Our study has several limitations that warrant discussion. Primarily, the single-center retrospective design and modest sample size inherently restrict the generalizability of findings, compounded by limited ethnic diversity within the cohort. These methodological constraints necessitate cautious interpretation when extrapolating results to broader populations, particularly those from distinct geographic/ancestral backgrounds. Second, the inherent pharmacokinetic variability of dasatinib, manifested through temporal concentration fluctuations and delayed plasma sampling intervals, underscores the need for validation through large-scale multicenter randomized controlled trials employing standardized therapeutic drug monitoring protocols. In addition, routine TDM implementation requires cost–benefit analysis relative to empirical dose reduction strategies, especially in resource-limited settings. Furthermore, medication adherence was operationalized through self-reported compliance rather than objective measures, which may introduce misclassification bias in exposure assessment.
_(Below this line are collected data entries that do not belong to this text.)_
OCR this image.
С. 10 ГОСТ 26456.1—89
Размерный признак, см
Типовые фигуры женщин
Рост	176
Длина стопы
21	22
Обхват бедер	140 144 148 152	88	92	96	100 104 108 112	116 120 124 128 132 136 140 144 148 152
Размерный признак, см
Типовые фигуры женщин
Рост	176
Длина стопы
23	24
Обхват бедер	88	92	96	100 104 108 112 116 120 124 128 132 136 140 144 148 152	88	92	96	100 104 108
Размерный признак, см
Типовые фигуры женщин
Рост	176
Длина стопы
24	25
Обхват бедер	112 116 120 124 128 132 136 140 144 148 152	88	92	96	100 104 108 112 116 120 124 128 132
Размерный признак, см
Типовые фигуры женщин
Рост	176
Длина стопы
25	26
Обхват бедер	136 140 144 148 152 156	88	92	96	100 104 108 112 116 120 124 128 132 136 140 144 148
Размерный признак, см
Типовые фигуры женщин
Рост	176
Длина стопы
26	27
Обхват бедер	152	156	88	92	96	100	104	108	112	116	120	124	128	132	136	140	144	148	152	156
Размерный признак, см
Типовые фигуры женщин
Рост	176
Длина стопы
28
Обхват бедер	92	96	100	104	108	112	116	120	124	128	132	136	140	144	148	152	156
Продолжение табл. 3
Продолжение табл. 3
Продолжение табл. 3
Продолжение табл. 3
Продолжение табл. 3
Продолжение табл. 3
In conclusion, the Cmax of dasatinib has been found to align with clinical response, while the Cmin appears closely associated with PE. This suggests that TDM-based dose optimization could yield beneficial clinical outcomes for patients with CML-CP. Furthermore, from the perspective of blood drug concentration, our findings provides more evidence for the first-line treatment regimen of 50 mg daily.

Data Sharing Statement

The original contributions presented in the study are included in the article.
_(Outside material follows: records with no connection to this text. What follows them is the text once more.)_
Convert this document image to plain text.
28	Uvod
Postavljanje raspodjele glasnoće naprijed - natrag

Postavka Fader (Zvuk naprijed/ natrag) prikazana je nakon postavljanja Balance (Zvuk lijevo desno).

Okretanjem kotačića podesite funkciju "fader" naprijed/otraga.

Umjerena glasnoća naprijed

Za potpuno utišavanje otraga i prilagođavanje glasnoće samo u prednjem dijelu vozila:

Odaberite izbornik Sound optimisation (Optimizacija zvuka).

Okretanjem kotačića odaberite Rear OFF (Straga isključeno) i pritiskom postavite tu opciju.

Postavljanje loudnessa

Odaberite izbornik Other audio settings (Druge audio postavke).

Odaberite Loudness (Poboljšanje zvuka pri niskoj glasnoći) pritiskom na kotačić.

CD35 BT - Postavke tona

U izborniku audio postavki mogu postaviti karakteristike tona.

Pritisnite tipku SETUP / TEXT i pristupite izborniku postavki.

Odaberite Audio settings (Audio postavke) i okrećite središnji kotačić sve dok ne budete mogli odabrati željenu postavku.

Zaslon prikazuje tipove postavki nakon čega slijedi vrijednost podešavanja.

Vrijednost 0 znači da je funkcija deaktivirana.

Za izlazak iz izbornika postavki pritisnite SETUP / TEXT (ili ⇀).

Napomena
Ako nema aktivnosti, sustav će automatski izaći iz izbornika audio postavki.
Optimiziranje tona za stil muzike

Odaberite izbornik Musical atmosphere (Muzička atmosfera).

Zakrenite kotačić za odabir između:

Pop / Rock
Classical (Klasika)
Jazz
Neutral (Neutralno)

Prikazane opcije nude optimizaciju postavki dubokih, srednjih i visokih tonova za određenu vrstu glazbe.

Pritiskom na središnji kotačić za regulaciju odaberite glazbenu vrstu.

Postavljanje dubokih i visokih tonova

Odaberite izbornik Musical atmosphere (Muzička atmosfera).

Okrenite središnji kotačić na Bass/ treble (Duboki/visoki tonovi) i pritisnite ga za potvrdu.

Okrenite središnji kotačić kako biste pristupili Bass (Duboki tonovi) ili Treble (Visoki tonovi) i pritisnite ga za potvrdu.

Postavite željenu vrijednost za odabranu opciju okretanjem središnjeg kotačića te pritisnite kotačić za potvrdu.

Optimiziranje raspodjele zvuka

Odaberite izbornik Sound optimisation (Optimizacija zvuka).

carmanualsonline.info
Ethics Approval and Consent to Participate

This study has been approved by the institutional ethics committee of Tongji Medical College, Huazhong University of Science and Technology (Wuhan, China) ([2021] 0784). Written informed consent was obtained from all the participants prior to the study.

Funding

This work was supported by the Chinese Pharmaceutical Association Hospital Pharmacy department (NO. CPA-Z05-ZC-2023002).

Disclosure

The authors report no conflicts of interest in this work.